# Diablo 2: Was bedeutet &quot;Erweiterungscharakter&quot;?????



## oemmi (16. Dezember 2004)

Hi,

folgendes Problem:

Ich hab früher schon Diablo II gespielt und hatte einen Paladin mit Level 52!
Als die Vollversion in der PC Games war hatte ich wieder Lust zu spielen, installierte das Spiel, kopierte meinen Charakter rein den ich von damals noch gesavet hatte und wollte zocken! Doch ich kann kein Spiel starten, weil da in grüner Schrift "Erweiterungscharakter" steht, ich weiß aber nicht (mehr) was das bedeuten soll....

Kann ich noch Solsplayer spielen? Wenn ja wie? Falls Nein, WARUM??
Was heißt  Erweiterungscharakter denn????

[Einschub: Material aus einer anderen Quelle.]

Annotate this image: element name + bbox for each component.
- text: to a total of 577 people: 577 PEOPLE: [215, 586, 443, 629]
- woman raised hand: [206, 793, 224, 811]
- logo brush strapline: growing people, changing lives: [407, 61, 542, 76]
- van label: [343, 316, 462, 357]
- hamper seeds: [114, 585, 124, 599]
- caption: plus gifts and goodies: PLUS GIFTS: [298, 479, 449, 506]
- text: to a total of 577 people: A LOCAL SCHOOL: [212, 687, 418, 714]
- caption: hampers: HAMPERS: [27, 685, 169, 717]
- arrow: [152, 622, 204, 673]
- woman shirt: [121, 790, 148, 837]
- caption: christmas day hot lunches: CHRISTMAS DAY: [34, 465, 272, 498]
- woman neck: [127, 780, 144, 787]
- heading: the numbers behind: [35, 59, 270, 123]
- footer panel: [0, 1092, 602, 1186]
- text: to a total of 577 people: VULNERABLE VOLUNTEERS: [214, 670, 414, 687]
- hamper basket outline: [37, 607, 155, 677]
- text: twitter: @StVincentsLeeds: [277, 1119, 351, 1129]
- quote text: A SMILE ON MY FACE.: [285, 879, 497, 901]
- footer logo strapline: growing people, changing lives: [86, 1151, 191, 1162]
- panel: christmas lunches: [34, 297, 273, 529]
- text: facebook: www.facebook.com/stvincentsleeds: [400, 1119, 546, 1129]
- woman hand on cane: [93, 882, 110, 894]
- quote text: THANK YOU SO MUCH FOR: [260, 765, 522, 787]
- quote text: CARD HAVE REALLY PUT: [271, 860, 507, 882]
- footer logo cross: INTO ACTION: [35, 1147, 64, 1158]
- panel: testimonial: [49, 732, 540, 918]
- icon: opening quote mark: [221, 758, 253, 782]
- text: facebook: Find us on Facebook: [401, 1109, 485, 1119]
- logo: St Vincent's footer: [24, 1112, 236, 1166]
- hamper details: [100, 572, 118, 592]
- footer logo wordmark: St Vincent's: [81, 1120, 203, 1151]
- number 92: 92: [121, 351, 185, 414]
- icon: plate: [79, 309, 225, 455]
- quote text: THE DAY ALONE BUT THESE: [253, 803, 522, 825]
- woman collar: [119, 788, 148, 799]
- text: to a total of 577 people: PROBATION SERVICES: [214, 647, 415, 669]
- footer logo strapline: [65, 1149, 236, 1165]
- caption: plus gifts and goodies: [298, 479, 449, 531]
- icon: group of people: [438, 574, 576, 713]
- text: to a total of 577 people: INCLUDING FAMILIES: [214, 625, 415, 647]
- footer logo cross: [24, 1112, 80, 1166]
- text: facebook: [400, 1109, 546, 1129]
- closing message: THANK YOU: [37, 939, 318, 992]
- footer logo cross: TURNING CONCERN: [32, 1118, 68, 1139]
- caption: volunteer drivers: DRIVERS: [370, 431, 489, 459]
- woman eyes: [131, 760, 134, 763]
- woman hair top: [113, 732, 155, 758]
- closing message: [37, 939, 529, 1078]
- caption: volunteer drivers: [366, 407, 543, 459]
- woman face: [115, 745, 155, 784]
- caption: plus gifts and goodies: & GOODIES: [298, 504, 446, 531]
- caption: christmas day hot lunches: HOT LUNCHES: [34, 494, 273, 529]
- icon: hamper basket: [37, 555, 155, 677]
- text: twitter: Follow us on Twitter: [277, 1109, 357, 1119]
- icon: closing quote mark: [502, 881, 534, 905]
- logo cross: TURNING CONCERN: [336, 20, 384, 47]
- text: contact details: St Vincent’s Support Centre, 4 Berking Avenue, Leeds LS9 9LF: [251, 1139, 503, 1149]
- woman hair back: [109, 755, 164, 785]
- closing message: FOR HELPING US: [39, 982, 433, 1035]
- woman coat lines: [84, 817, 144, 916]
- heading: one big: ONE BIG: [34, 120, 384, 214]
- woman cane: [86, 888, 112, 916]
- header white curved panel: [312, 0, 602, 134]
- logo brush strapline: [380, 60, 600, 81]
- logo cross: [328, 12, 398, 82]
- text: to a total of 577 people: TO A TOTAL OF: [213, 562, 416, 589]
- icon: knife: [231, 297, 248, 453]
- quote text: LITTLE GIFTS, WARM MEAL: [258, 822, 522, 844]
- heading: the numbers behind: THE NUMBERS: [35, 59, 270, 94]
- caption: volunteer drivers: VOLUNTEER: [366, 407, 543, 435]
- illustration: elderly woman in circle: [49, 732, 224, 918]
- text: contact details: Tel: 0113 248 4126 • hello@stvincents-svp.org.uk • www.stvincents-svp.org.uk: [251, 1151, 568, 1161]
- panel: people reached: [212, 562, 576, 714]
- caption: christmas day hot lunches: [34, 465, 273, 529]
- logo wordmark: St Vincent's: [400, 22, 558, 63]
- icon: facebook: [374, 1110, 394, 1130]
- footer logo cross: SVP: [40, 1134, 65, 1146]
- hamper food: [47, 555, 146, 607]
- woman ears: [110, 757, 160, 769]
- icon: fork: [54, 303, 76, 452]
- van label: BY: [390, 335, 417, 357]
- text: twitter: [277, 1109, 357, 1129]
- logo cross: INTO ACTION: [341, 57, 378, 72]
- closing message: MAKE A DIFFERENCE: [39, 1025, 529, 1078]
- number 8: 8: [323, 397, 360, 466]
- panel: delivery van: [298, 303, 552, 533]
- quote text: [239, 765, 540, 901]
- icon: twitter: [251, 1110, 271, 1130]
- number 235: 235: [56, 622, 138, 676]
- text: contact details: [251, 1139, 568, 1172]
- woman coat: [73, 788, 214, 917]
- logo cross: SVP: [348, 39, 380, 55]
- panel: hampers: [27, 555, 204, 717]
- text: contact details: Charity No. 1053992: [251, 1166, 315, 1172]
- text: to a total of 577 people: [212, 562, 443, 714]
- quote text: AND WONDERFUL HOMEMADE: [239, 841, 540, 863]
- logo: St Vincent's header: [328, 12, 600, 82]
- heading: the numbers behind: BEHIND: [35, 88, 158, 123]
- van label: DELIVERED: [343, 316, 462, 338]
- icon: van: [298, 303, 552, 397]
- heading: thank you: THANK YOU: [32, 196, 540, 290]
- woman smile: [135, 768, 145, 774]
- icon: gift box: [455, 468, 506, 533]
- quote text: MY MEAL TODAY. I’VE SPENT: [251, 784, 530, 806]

Bitte helft mir schnell und gut wie immer!!!

THX


----------



## Goddess (16. Dezember 2004)

Ich vermute mal das Du, als Du den Charakter das letzte mal gespeichert hast ihn auch im "Ad-On" gespielt hast. Installier also ganz einfach das "Ad-On" dann müsste es klappen.


----------



## The_Linux_Pinguin (16. Dezember 2004)

Du hast früher deine Char in LOD kreiert oder konvertiert, also geht der auch nur wieder mit LOD.


----------